La prima cosa da chiarire con il committente (e quindi con se stessi) è l'uso della traduzione.
Un contratto è, e sarà sempre, legato alla normativa del paese di provenienza. Io, traduttore, non potrò mai creare un contratto che sia valido anche nel paese di destinazione. Non si può parlare, come nel caso della localizzazione, di adattamento. Non c'è adattamento che tenga.
Norme, forme scritte e modelli, riferimenti, tutto è diverso.
Per avere un contratto che non solo sia corretto linguisticamente ma sia "valido", non si usa un traduttore, si chiede a un avvocato di crearne uno ex-novo.
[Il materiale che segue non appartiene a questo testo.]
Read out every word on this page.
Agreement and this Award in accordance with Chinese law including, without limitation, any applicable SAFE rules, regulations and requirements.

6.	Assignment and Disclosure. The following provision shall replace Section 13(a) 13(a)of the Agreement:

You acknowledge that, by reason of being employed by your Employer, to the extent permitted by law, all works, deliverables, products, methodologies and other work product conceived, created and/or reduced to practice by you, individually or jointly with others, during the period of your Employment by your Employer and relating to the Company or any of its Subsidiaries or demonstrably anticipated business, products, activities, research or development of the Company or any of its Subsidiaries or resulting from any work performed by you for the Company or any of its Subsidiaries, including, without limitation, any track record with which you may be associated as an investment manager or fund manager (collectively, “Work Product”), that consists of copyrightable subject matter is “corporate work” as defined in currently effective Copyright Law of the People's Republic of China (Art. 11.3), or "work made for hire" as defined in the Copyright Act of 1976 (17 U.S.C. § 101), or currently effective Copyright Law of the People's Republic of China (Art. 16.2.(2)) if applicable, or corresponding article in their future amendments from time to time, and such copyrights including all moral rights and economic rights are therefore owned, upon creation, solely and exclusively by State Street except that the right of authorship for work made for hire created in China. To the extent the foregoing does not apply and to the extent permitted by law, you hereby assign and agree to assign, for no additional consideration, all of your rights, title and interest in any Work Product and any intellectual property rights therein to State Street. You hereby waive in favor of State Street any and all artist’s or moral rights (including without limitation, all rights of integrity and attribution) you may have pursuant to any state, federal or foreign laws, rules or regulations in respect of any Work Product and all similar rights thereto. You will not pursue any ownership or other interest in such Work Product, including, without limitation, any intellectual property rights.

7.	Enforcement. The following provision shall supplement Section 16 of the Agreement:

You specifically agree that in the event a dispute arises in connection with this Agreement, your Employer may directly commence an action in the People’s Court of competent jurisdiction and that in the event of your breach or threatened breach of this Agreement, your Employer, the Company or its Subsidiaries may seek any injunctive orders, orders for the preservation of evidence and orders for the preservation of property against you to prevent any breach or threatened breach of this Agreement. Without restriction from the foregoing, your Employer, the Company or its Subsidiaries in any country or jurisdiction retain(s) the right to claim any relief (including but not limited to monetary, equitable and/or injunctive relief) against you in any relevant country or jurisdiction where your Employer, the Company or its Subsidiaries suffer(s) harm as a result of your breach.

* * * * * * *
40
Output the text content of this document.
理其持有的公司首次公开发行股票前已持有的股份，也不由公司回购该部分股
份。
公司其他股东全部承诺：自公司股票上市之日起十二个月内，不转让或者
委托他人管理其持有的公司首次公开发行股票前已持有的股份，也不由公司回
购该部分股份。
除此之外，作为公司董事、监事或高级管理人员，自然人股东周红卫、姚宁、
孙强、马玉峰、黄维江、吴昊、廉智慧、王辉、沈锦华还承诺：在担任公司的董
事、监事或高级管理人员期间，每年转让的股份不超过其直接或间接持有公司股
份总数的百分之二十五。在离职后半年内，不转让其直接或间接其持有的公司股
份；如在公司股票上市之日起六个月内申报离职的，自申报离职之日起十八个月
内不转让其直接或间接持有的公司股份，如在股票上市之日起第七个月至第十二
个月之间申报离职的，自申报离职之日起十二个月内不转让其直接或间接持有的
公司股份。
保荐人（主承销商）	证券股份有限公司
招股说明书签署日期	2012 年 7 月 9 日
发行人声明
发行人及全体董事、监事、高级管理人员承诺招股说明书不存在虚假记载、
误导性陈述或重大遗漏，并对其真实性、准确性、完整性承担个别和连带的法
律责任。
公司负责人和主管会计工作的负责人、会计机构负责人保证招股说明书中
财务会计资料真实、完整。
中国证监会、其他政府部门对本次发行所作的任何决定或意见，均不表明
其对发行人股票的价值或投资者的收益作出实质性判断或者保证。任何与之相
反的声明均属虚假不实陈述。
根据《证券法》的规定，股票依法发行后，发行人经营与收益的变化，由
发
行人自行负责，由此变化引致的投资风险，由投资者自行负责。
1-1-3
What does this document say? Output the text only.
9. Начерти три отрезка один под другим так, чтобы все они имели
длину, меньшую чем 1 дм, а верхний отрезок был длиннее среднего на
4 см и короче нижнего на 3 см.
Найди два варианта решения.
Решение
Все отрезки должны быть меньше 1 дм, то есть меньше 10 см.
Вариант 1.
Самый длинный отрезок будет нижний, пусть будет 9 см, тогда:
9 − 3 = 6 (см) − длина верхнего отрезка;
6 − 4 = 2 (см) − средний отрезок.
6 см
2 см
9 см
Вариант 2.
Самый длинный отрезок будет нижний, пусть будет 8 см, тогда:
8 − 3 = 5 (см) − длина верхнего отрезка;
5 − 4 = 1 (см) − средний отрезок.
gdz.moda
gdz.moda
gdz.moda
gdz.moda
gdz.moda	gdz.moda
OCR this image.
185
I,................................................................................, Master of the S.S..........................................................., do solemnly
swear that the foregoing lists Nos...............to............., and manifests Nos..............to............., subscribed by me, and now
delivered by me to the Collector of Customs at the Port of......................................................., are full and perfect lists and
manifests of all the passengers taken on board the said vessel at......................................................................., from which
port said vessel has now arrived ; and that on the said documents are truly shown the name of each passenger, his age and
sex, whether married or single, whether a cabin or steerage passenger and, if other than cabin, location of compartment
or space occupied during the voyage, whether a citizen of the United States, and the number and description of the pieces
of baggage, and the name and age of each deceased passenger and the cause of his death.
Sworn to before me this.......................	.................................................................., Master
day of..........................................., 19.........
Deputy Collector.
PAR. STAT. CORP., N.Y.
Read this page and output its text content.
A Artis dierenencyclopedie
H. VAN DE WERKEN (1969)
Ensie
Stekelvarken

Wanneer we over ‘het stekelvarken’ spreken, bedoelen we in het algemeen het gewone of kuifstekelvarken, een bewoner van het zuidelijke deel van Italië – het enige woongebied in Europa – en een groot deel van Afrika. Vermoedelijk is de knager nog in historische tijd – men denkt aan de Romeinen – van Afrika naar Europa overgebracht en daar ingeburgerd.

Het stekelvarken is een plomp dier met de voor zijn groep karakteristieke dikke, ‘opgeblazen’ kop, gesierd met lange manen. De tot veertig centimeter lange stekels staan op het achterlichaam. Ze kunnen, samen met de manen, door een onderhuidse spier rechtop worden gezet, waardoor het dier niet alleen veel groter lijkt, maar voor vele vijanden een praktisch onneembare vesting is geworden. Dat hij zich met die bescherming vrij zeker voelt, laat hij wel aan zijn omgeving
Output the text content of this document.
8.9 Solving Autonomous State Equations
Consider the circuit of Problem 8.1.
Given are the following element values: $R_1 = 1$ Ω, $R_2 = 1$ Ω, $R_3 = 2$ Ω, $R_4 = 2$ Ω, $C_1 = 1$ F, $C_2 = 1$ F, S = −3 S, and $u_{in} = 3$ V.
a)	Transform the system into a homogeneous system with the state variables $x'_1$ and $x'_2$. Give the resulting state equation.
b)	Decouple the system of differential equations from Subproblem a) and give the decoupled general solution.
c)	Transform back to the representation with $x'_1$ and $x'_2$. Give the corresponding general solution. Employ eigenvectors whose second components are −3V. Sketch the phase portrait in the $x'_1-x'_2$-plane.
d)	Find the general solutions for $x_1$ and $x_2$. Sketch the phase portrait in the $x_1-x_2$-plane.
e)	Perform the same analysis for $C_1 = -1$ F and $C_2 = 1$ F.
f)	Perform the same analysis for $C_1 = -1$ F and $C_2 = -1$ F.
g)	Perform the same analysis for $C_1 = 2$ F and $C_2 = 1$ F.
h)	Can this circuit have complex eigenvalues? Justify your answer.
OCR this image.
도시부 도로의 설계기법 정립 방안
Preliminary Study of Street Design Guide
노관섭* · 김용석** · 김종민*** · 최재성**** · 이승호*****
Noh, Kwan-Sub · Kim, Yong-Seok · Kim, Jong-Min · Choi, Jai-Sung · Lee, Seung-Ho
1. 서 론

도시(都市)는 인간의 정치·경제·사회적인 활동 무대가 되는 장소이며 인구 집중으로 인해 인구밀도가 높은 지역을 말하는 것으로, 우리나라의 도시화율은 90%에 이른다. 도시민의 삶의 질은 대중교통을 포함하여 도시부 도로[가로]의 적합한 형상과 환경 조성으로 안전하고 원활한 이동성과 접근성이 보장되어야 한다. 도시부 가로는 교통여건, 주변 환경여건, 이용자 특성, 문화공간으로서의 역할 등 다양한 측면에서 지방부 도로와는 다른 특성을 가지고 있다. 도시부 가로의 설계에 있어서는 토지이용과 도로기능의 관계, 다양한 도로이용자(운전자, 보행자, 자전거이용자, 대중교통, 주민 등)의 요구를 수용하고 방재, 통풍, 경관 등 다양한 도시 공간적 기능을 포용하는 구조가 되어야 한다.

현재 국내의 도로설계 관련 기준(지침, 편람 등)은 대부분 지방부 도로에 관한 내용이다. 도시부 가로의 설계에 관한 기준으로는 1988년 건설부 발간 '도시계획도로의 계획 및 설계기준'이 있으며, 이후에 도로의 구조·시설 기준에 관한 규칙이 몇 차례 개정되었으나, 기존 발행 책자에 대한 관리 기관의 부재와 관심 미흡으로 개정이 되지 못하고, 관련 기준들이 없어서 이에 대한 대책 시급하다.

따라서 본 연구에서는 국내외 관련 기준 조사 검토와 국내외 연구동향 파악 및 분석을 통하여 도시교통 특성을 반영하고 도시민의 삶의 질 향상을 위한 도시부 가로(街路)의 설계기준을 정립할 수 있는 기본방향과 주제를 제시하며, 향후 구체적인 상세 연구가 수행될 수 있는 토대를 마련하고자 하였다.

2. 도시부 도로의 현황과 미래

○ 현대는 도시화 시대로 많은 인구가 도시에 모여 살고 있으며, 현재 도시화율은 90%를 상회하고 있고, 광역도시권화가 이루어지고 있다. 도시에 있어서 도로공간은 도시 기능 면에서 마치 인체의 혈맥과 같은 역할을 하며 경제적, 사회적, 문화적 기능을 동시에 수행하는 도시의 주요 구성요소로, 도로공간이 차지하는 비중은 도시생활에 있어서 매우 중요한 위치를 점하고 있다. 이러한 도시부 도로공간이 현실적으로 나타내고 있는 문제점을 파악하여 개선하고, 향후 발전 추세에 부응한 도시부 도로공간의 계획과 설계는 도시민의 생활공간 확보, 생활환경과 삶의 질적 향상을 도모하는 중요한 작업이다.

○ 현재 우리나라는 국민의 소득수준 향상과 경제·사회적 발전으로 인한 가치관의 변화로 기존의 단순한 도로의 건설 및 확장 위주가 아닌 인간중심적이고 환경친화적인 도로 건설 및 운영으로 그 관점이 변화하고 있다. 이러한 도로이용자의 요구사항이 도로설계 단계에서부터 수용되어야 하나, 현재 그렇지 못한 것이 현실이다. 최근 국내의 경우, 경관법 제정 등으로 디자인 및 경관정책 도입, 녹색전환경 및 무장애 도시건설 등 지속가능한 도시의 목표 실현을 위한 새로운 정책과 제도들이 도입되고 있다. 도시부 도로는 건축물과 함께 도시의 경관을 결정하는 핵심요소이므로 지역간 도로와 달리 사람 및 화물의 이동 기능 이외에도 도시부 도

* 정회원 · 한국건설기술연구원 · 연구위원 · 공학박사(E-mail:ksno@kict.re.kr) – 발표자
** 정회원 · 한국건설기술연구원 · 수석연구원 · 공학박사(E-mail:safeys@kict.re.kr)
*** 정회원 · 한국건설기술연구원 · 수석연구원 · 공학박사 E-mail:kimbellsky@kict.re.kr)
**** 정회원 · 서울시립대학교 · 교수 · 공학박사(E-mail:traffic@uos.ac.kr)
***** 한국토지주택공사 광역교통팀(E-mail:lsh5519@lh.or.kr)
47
Prendiamo ad esempio la normativa sul diritto d'autore (che riguarda anche i traduttori). Nonostante essa sia, in ambito giuridico, una delle poche abbastanza simili a livello internazionale (grazie al WTO), i contratti legati al diritto d'autore, quale un contratto di edizione*, non saranno mai traducibili e validi allo stesso tempo.
Come comportarsi allora?
La prima cosa da fare è chiarire con il committente a cosa serve la traduzione. Se è semplicemente una informativa si procede e si ottiene appunto una traduzione di cortesia, che serve a far capire al firmatario di lingua italiana cosa sta accettando.
Se al contrario necessita di un contratto vero e proprio, suggerisco il ricorso a un avvocato specializzato.
(Non dovrebbe essere compito del traduttore spiegare il perché, ma non possiamo pensare che tutti siano esperti o abbiano precedenti esperienze.)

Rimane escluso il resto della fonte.